Aber nicht nur zu Kriegs-, sondern auch zu Friedenszeiten gab und gibt es solche Steuern, zum Beispiel auch in der Ölkrise, ebenfalls in den USA und IN Großbritannien, und seit Mai – das wurde auch bereits gesagt – gilt in Großbritannien wieder eine Übergewinnsteuer. Öl- und Gaskonzerne müssen pauschal 25 Prozent auf ihre Gewinne zahlen.

 

Ich möchte das mit verschiedenen Ländern noch mal in eine Dimension setzen: Italien hat eine solche Übergewinnsteuer – 25 Prozent. Dort sollen 6,5 Milliarden Euro erwirtschaftet werden. Griechenland hat ein Klimagesetz mit einer Übergewinnsteuer – 90 Prozent. 400 Millionen Euro werden dort erwartet. Rumänien belegt seine Stromerzeugung mit einer Übergewinnsteuer, das bezieht sich auf die Megawattstunde. Ungarn schöpft kriegsbedingte Übergewinne von Energiekonzernen und Banken ab. Spanien will mit einer Übergewinnsteuer und einer Zusatzsteuer für Banken und Finanzinstitute insgesamt 7 Milliarden Euro einnehmen. Auch Belgien beabsichtigt, Übergewinne von Energieunternehmen mit 25 Prozent zu besteuern, und in Tschechien wird aktuell ebenfalls ein entsprechender Gesetzentwurf diskutiert. In Deutschland wehrt sich leider die Bundesregierung momentan beharrlich gegen eine solche Übergewinnsteuer.
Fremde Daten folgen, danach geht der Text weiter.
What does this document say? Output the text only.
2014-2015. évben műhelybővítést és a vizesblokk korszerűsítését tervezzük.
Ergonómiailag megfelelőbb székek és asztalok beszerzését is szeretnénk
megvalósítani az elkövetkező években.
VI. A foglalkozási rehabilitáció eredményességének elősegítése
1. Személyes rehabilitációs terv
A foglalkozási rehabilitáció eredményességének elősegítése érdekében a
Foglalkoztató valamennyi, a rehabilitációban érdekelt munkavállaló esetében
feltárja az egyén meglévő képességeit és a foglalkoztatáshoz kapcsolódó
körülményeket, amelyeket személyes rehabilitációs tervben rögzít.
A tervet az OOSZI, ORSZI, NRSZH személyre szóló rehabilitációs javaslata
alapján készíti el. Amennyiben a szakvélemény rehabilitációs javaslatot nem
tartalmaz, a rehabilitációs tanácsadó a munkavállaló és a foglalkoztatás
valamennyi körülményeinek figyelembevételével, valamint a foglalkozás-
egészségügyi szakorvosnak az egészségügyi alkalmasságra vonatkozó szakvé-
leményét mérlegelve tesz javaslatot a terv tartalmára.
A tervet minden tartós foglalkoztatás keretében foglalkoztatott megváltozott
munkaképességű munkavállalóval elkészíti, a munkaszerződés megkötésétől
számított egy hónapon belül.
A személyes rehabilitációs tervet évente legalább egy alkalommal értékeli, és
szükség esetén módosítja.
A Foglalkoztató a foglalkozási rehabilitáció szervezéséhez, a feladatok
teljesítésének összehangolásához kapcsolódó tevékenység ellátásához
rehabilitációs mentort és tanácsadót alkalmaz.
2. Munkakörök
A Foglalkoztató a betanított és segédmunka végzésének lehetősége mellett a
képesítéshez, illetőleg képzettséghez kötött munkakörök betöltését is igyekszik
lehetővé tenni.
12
Da gebe ich zu: Natürlich gibt es auch entsprechend positive Stimmen von SPD und Grünen, das nehme ich sehr gern zur Kenntnis, blockierend ist hier die FDP.

 

(Beifall DIE LINKE)

 

Eine Studie der Rosa-Luxemburg-Stiftung hat ergeben, dass, wenn man zum Beispiel bei Öl 38 Milliarden Übergewinn erwartet, bei Gas 25 Milliarden und im Strombereich 50 Milliarden – in der Summe also 113 Milliarden Euro – und diese mit 25 Prozent Steuern belegen würde, was nebenbei gesagt, immer noch drei Viertel dieser Übergewinne – dieser ungerechtfertigten Gewinne – bei den Unternehmen belassen würde, für Thüringen dabei 600 Millionen Euro herauskämen, entsprechend nach Königsteiner Schlüssel verteilt. Wir diskutieren hier über den Wegfall der Schuldenbremse, wir haben über Sprach-Kitas gesprochen – 9 Millionen –, wir diskutieren in den nächsten Tagen über ein Sondervermögen, vielleicht 60 oder 70 Millionen – wer weiß. Setzt man das in die Größe, in die Relation, glaube ich, ist es der richtige Ansatz, an der Einnahmenseite deutlich zu arbeiten. Daher bitte ich aus diesem Rund hier und von dieser Stelle aus, natürlich auch die in der Berliner Koalition entsprechend involvierten Parteien, insbesondere die FDP, eine entsprechende Blockadehaltung ihres Finanzministers möglichst bald aufzulösen. Und natürlich auch meine Bitte an die Landesregierung, entsprechend über den Bundesrat hier weiterhin am Ball zu bleiben und einer entsprechenden Besteuerung, die ja im Bundesrat schon angegangen wurde, leider abgelehnt wurde, entgegenzuwirken.

 

Vizepräsidentin Henfling:

 

Ihre Redezeit ist abgelaufen.

 

Abgeordneter Hande, DIE LINKE:

 

Das ist schade. Ich bedanke mich für Ihre Aufmerksamkeit und hoffe auf ein gutes Gelingen im Sinne einer Übergewinnsteuer.